Scottish Labour set to vote against Planning Bill

Scottish Labour has said that it will vote against the Planning (Scotland) Bill at its final stage today, warning that it has become “a missed opportunity to deliver transformative change”.

Scottish Labour set to vote against Planning Bill

The party has been pushing for amendments that it said would rebalance power in the planning system, and give communities a right of appeal with developers to level the playing field and make the system fairer. 

But it warned that the SNP and Scottish Conservatives are preparing to block a community right of appeal and remove key changes made by MSPs at Stage 2. 

 Scottish Labour had pushed for amendments to:

  • Give communities a right of appeal on proposed developments
  • Secure more protections for live music venues 
  • Require the Scottish Government to legislate for land value capture and allow for more public sector led development
  • Put public health at the heart of the planning system

Scottish Labour has accused SNP and Tory MSPs of “siding with big developers” and said it will be unable to support the legislation in its current form.

Communities spokesperson Alex Rowley said: “As it stands, the Planning Bill has become an SNP-Tory stitch up which fails to deliver transformative change for our communities.

“The SNP has teamed up with the Tories to push through their timid approach to planning reform. 

“It’s a shameful missed opportunity. SNP Ministers have failed to read the public mood on planning, and have chosen to side with big developers over ordinary communities.

“Regretfully, without the changes required to ensure the Bill delivers a planning system which works in the interests of the many, Scottish Labour will vote against the Planning Bill at Stage 3.”

Clare Symonds of Planning Democracy added: “We are deeply disappointed by this Bill, which has been a huge missed opportunity to transform the way we do planning. Scotland needs to take a different approach to development to tackle key issues such as the climate emergency. However this Bill reinforces a business as usual approach that continues to exclude communities and won’t transform development in the ways that we urgently need to.

“The planning review acknowledged that the planning system has not yet been effective at engaging communities let alone empowering them. There were strong words from politicians at stage 2 demanding that ‘real people’ should be put at the heart of the planning system. Yet Local Place Plans and mediation have been put forward as alternatives to a right of appeal.

“They are the latest sweetener for communities to coat the bitter pill that is a planning bill that has nothing to offer in terms of citizen empowerment. In a system that affords communities no rights and no status they will do nothing to empower communities, indeed they stand to create yet further public mistrust and disillusionment in a system that strongly favours the development industry.”

However Scottish Conservatives MSP Graham Simpson has successfully lodged an amendment to the Bill which he said would ensure more community engagement within the planning process.
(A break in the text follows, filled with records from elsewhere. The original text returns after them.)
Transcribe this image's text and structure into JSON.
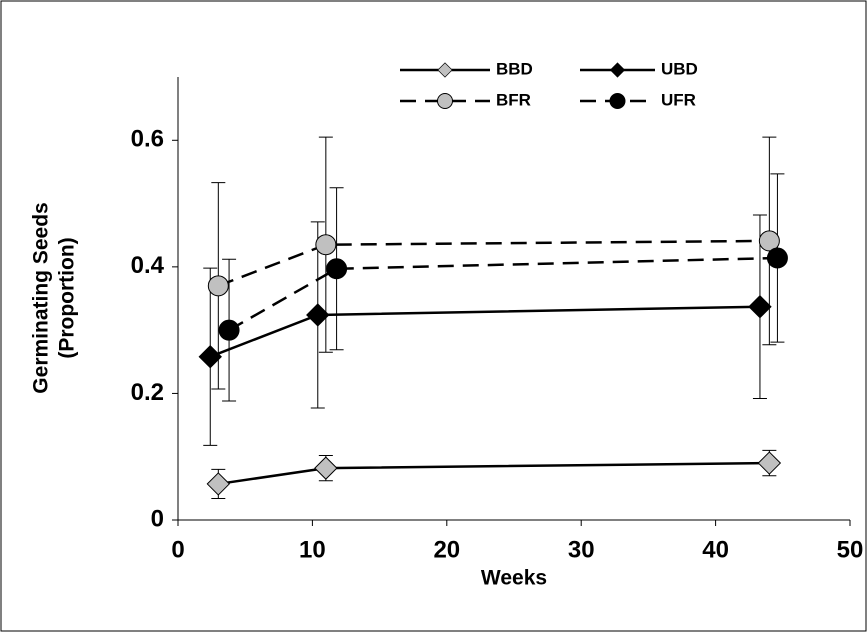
{
  "chart_data": {
    "type": "line",
    "xlabel": "Weeks",
    "ylabel": [
      "Germinating Seeds",
      "(Proportion)"
    ],
    "xlim": [
      0,
      50
    ],
    "xticks": [
      0,
      10,
      20,
      30,
      40,
      50
    ],
    "ylim": [
      0,
      0.7
    ],
    "yticks": [
      0,
      0.2,
      0.4,
      0.6
    ],
    "legend": "top",
    "series": [
      {
        "name": "BBD",
        "color": "#c0c0c0",
        "marker": "diamond",
        "dashed": false,
        "x": [
          3.0,
          11.0,
          44.0
        ],
        "values": [
          0.057,
          0.082,
          0.09
        ],
        "errors": [
          0.023,
          0.02,
          0.02
        ]
      },
      {
        "name": "UBD",
        "color": "#000000",
        "marker": "diamond",
        "dashed": false,
        "x": [
          2.4,
          10.4,
          43.3
        ],
        "values": [
          0.258,
          0.324,
          0.337
        ],
        "errors": [
          0.14,
          0.147,
          0.145
        ]
      },
      {
        "name": "BFR",
        "color": "#c0c0c0",
        "marker": "circle",
        "dashed": true,
        "x": [
          3.0,
          11.0,
          44.0
        ],
        "values": [
          0.37,
          0.435,
          0.441
        ],
        "errors": [
          0.163,
          0.17,
          0.164
        ]
      },
      {
        "name": "UFR",
        "color": "#000000",
        "marker": "circle",
        "dashed": true,
        "x": [
          3.8,
          11.8,
          44.6
        ],
        "values": [
          0.3,
          0.397,
          0.414
        ],
        "errors": [
          0.112,
          0.128,
          0.133
        ]
      }
    ]
  }
}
The amendment to introduce mediation aims to ensure that developers and members of the public could discuss and listen to any concerns surrounding new developments.

Mr Simpson said “I was keen to find a solution to the vexed question of people feeling cut out of the planning system.

“We have a system where applicants of larger developments hold meaningless, poorly advertised and poorly attending so-called community meetings ahead of putting in applications. I thought, there must be a better way – something that’s part of the process and not a fight at the very end of it.

“I want to see changes that put people – real people, not stakeholders, not the vested interests – but real people at the heart of the planning system. I believe that mediation – and we have to work out the details of that through consultation – will achieve just that.

“Planning is controversial. You are never going to get rid of all disagreement. But we can have a better system. One where everyone is involved in shaping communities to everyone’s benefit. I believe this is part of that solution.”